Another possible way of achieving sustainable utilization of rare-earth elements is to recycle these materials from electric motors. But so far there are no practical methods for doing so. Instead, electric motors usually wind up in smelters. “It’s true the material is recycled, but the rare earths get mixed in with the rest and are simply lost,” says Bast. With this in mind, Siemens researchers have begun to develop a process that begins with removal of magnets from motors and comprises several phases of recycling. “In the simplest case you just remove magnets from an old motor and install them in a new one,” explains Bast. But that wouldn’t always work because the magnets usually don’t fit. Efforts are therefore underway to design products from the very start in a way that will make it possible to remove permanent magnets from a motor with relative ease for recycling. For this project, which is supported by the German Ministry of Research, partnerships with institutions and companies are also used to develop processes for selectively concentrating magnetic materials from smelters in slag, and for recovering rare-earth metals from it. Researchers estimate this process will be ready for industrial use in a few years.

Thrifty use of rare-earth elements or their substitution would also benefit the environment. “It’s already clear today that it will be possible to manufacture magnets more sustainably in the future,” asserts Dr. Ute Liepold, Project Manager in the Materials Substitution and Recycling unit at Siemens.

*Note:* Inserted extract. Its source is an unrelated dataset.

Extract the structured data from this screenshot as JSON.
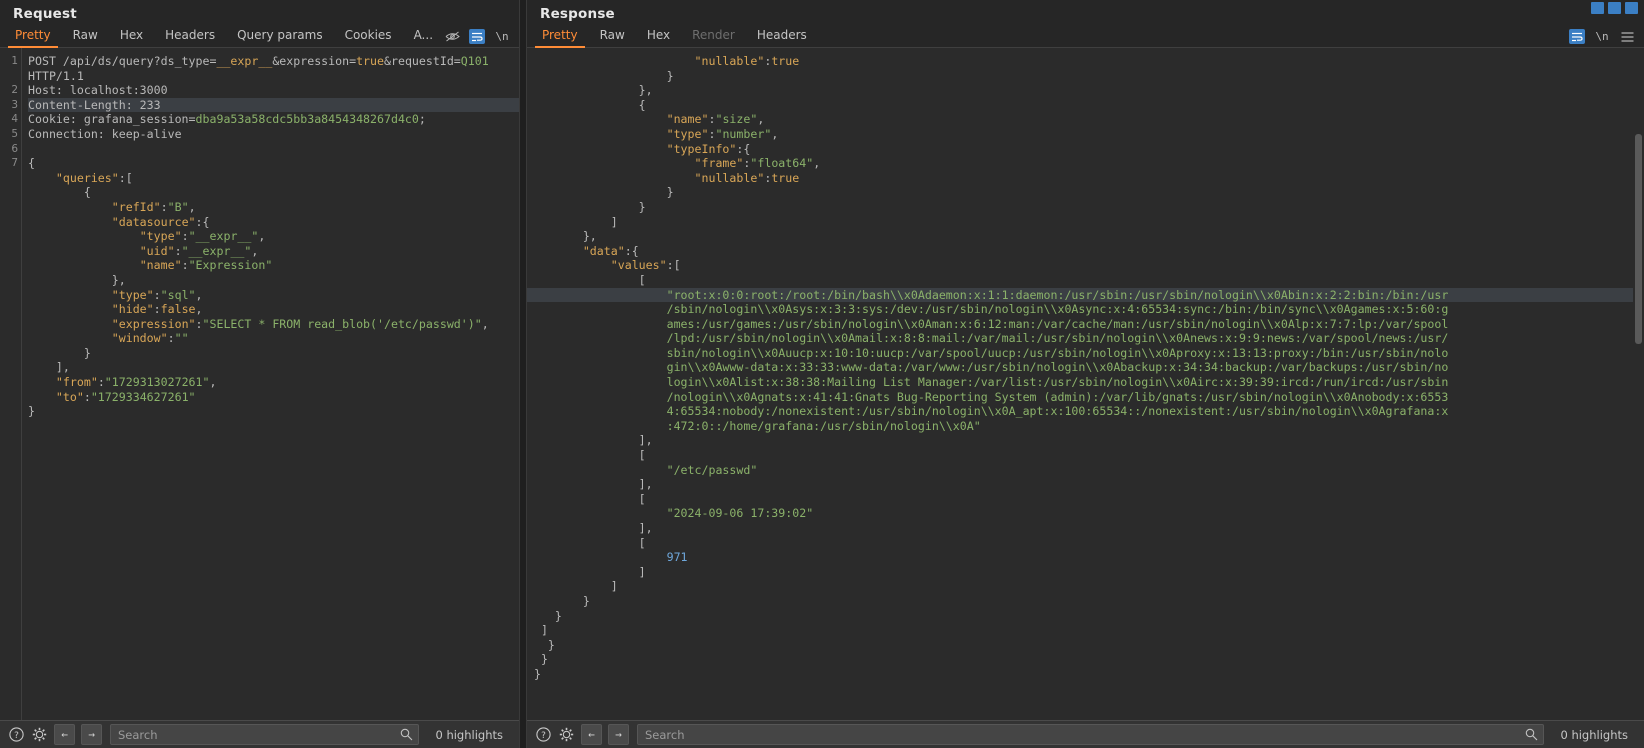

That’s important because mining of rare-earth metals is having a substantial environmental impact, and especially in China, because acid is used to flush the minerals out of bored holes.

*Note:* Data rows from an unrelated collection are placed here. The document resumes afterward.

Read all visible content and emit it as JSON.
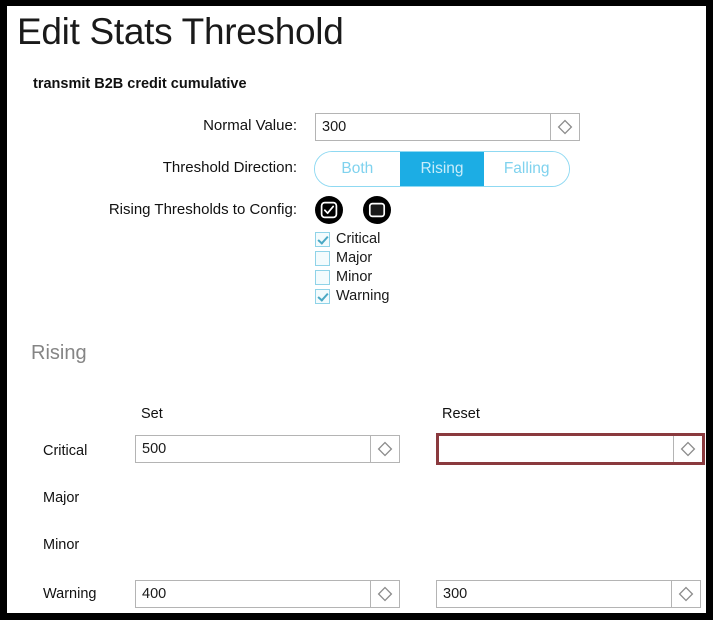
{
  "window": {
    "title": "Edit Stats Threshold",
    "subtitle": "transmit B2B credit cumulative"
  },
  "colors": {
    "accent": "#1cade4",
    "accent_light": "#8fd9f2",
    "error_border": "#8a3a3e",
    "checkbox_border": "#8fd3e8",
    "checkbox_check": "#4aa8c4",
    "section_heading": "#858585",
    "frame": "#000000"
  },
  "form": {
    "normal_value": {
      "label": "Normal Value:",
      "value": "300",
      "stepper_icon": "spinner-diamond-icon"
    },
    "threshold_direction": {
      "label": "Threshold Direction:",
      "options": [
        "Both",
        "Rising",
        "Falling"
      ],
      "selected": "Rising"
    },
    "rising_thresholds_to_config": {
      "label": "Rising Thresholds to Config:",
      "buttons": [
        {
          "name": "check-all",
          "icon": "check-square-circle-icon"
        },
        {
          "name": "clear-all",
          "icon": "filled-square-circle-icon"
        }
      ],
      "severities": [
        {
          "label": "Critical",
          "checked": true
        },
        {
          "label": "Major",
          "checked": false
        },
        {
          "label": "Minor",
          "checked": false
        },
        {
          "label": "Warning",
          "checked": true
        }
      ]
    }
  },
  "rising_section": {
    "heading": "Rising",
    "columns": {
      "set": "Set",
      "reset": "Reset"
    },
    "rows": [
      {
        "label": "Critical",
        "set": "500",
        "reset": "",
        "reset_error": true
      },
      {
        "label": "Major",
        "set": null,
        "reset": null,
        "reset_error": false
      },
      {
        "label": "Minor",
        "set": null,
        "reset": null,
        "reset_error": false
      },
      {
        "label": "Warning",
        "set": "400",
        "reset": "300",
        "reset_error": false
      }
    ]
  }
}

A Natural Solution. Even though rare-earth elements presently have been assigned the highest priority among critical raw materials, other substances are arousing concern as well. “The particularly robust refractory metals are also problematic because of potential delivery bottlenecks,” reports Liepold. These metals include niobium, tungsten, and molybdenum, which are used in X-ray tubes, switches, and other applications that require high heat resistance combined with a certain degree of malleability and conductivity. “There certainly won’t be any across-the-board solution for this problem,” says Liepold. “Instead, we need to take a hard look at whatever alternatives are available for each of these materials.”

Other critical materials include metals such as platinum, palladium, indium, gallium, and germanium. The outlook in terms of supplies of gold, silver, and copper is somewhat less dramatic, although their prices will most likely continue to rise. The prospect of higher prices for many key materials is thus being addressed by Siemens researchers. For example, one project is already focused on using aluminum (which costs about half as much as copper) in place of copper in electric conductors. “About 20 percent of copper can be replaced by aluminum during the first phase,” says Liepold. In another project, which is aimed at obviating the need for silver solder, laser welding is being investigated (see Pictures of the Future, Fall 2008, The Mother of Invention).

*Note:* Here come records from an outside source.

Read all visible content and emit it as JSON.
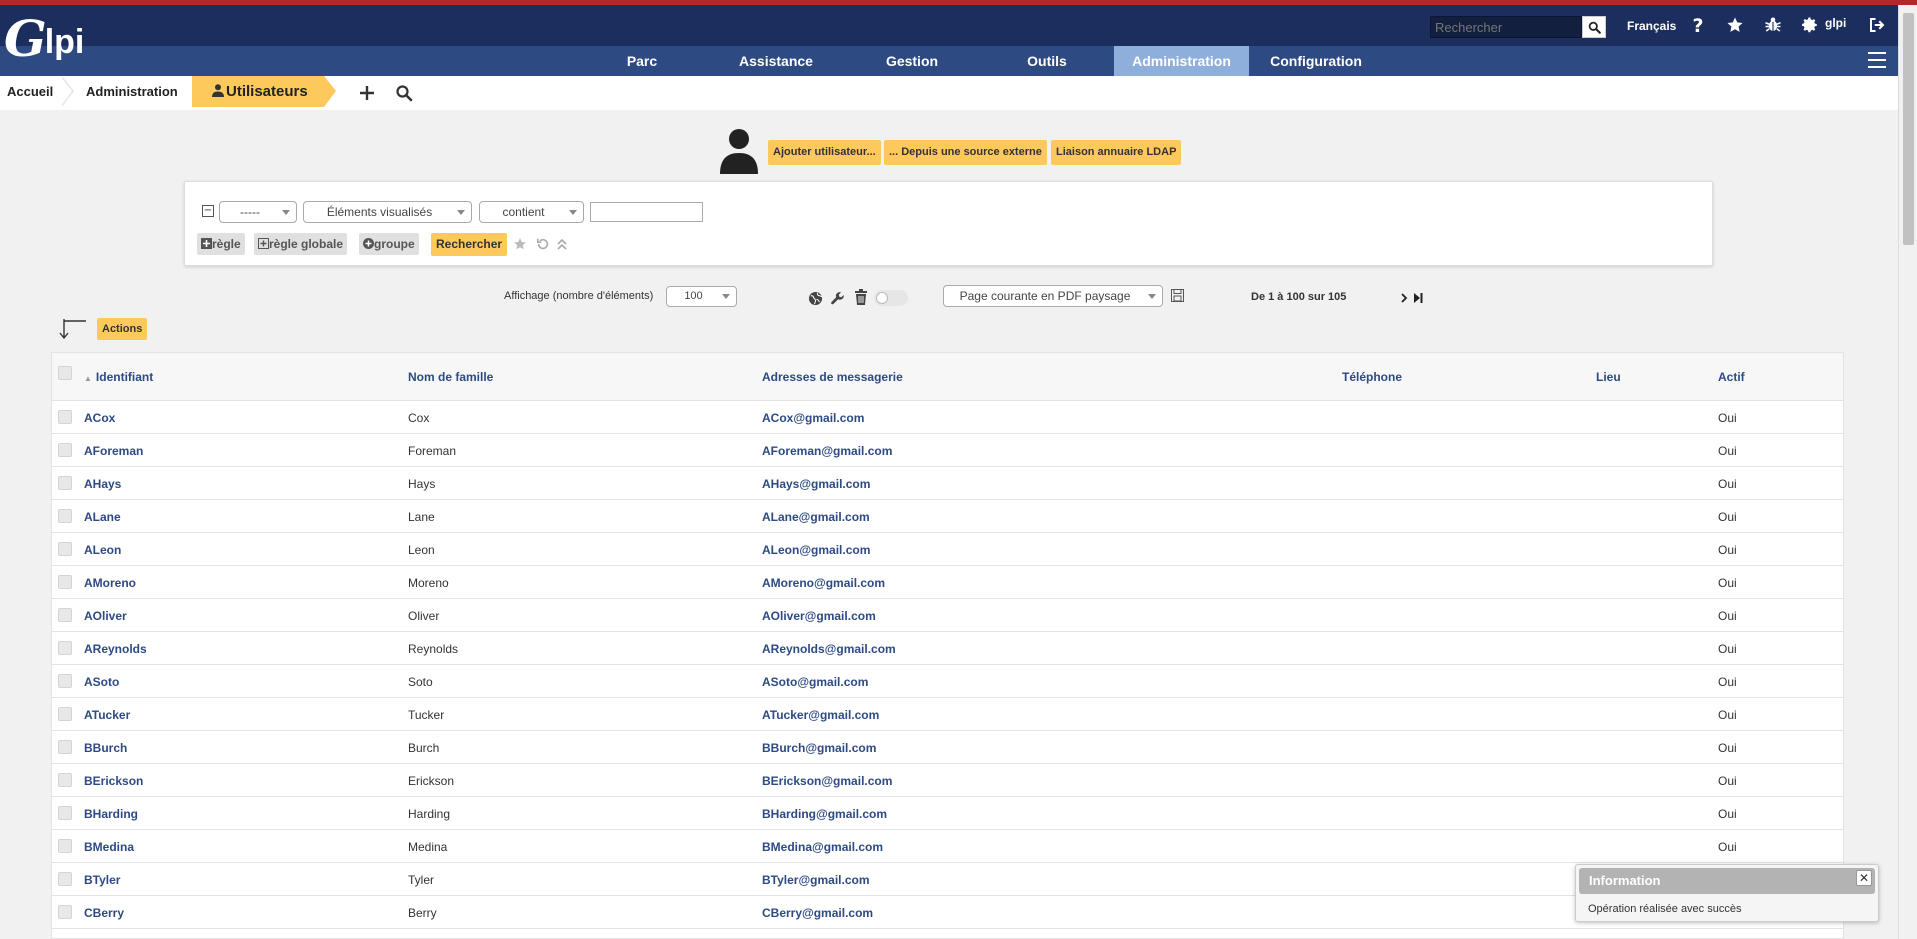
{
  "app": {
    "logo_text": "Glpi",
    "search_placeholder": "Rechercher",
    "language": "Français",
    "user": "glpi"
  },
  "colors": {
    "topbar": "#1b2e5e",
    "menubar": "#2d4a82",
    "active_menu": "#8eaedc",
    "accent": "#fec95c",
    "link": "#2d4a82"
  },
  "menu": {
    "items": [
      {
        "label": "Parc",
        "active": false
      },
      {
        "label": "Assistance",
        "active": false
      },
      {
        "label": "Gestion",
        "active": false
      },
      {
        "label": "Outils",
        "active": false
      },
      {
        "label": "Administration",
        "active": true
      },
      {
        "label": "Configuration",
        "active": false
      }
    ]
  },
  "breadcrumb": {
    "items": [
      "Accueil",
      "Administration",
      "Utilisateurs"
    ]
  },
  "page_actions": {
    "add_user": "Ajouter utilisateur...",
    "external_source": "... Depuis une source externe",
    "ldap": "Liaison annuaire LDAP"
  },
  "search": {
    "field_select": "-----",
    "criteria_select": "Éléments visualisés",
    "operator_select": "contient",
    "value": "",
    "rule_btn": "règle",
    "global_rule_btn": "règle globale",
    "group_btn": "groupe",
    "submit_btn": "Rechercher"
  },
  "list_controls": {
    "display_label": "Affichage (nombre d'éléments)",
    "display_count": "100",
    "export_select": "Page courante en PDF paysage",
    "pagination": "De 1 à 100 sur 105",
    "actions_btn": "Actions"
  },
  "table": {
    "columns": [
      "Identifiant",
      "Nom de famille",
      "Adresses de messagerie",
      "Téléphone",
      "Lieu",
      "Actif"
    ],
    "sort_indicator": "▲",
    "rows": [
      {
        "login": "ACox",
        "lastname": "Cox",
        "email": "ACox@gmail.com",
        "phone": "",
        "location": "",
        "active": "Oui"
      },
      {
        "login": "AForeman",
        "lastname": "Foreman",
        "email": "AForeman@gmail.com",
        "phone": "",
        "location": "",
        "active": "Oui"
      },
      {
        "login": "AHays",
        "lastname": "Hays",
        "email": "AHays@gmail.com",
        "phone": "",
        "location": "",
        "active": "Oui"
      },
      {
        "login": "ALane",
        "lastname": "Lane",
        "email": "ALane@gmail.com",
        "phone": "",
        "location": "",
        "active": "Oui"
      },
      {
        "login": "ALeon",
        "lastname": "Leon",
        "email": "ALeon@gmail.com",
        "phone": "",
        "location": "",
        "active": "Oui"
      },
      {
        "login": "AMoreno",
        "lastname": "Moreno",
        "email": "AMoreno@gmail.com",
        "phone": "",
        "location": "",
        "active": "Oui"
      },
      {
        "login": "AOliver",
        "lastname": "Oliver",
        "email": "AOliver@gmail.com",
        "phone": "",
        "location": "",
        "active": "Oui"
      },
      {
        "login": "AReynolds",
        "lastname": "Reynolds",
        "email": "AReynolds@gmail.com",
        "phone": "",
        "location": "",
        "active": "Oui"
      },
      {
        "login": "ASoto",
        "lastname": "Soto",
        "email": "ASoto@gmail.com",
        "phone": "",
        "location": "",
        "active": "Oui"
      },
      {
        "login": "ATucker",
        "lastname": "Tucker",
        "email": "ATucker@gmail.com",
        "phone": "",
        "location": "",
        "active": "Oui"
      },
      {
        "login": "BBurch",
        "lastname": "Burch",
        "email": "BBurch@gmail.com",
        "phone": "",
        "location": "",
        "active": "Oui"
      },
      {
        "login": "BErickson",
        "lastname": "Erickson",
        "email": "BErickson@gmail.com",
        "phone": "",
        "location": "",
        "active": "Oui"
      },
      {
        "login": "BHarding",
        "lastname": "Harding",
        "email": "BHarding@gmail.com",
        "phone": "",
        "location": "",
        "active": "Oui"
      },
      {
        "login": "BMedina",
        "lastname": "Medina",
        "email": "BMedina@gmail.com",
        "phone": "",
        "location": "",
        "active": "Oui"
      },
      {
        "login": "BTyler",
        "lastname": "Tyler",
        "email": "BTyler@gmail.com",
        "phone": "",
        "location": "",
        "active": ""
      },
      {
        "login": "CBerry",
        "lastname": "Berry",
        "email": "CBerry@gmail.com",
        "phone": "",
        "location": "",
        "active": ""
      }
    ]
  },
  "toast": {
    "title": "Information",
    "message": "Opération réalisée avec succès",
    "close": "✕"
  }
}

Siemens is also conducting research with the objective of producing plastics from sources that are more sustainable than petroleum. Its current focus is on biopolymers that can be produced from oil-containing fruits such as the castor-oil plant.

Siemens is presently using conventional thermoplastic polymers, for instance in special-purpose lamps, for applications in medical technology, and for sorting baskets in automated mail applications. In Liepold’s view, using bioplastics to replace these polymers in the future would be a logical next step. “As a green company we have to pay special attention to the issue of raw materials,” Liepold says.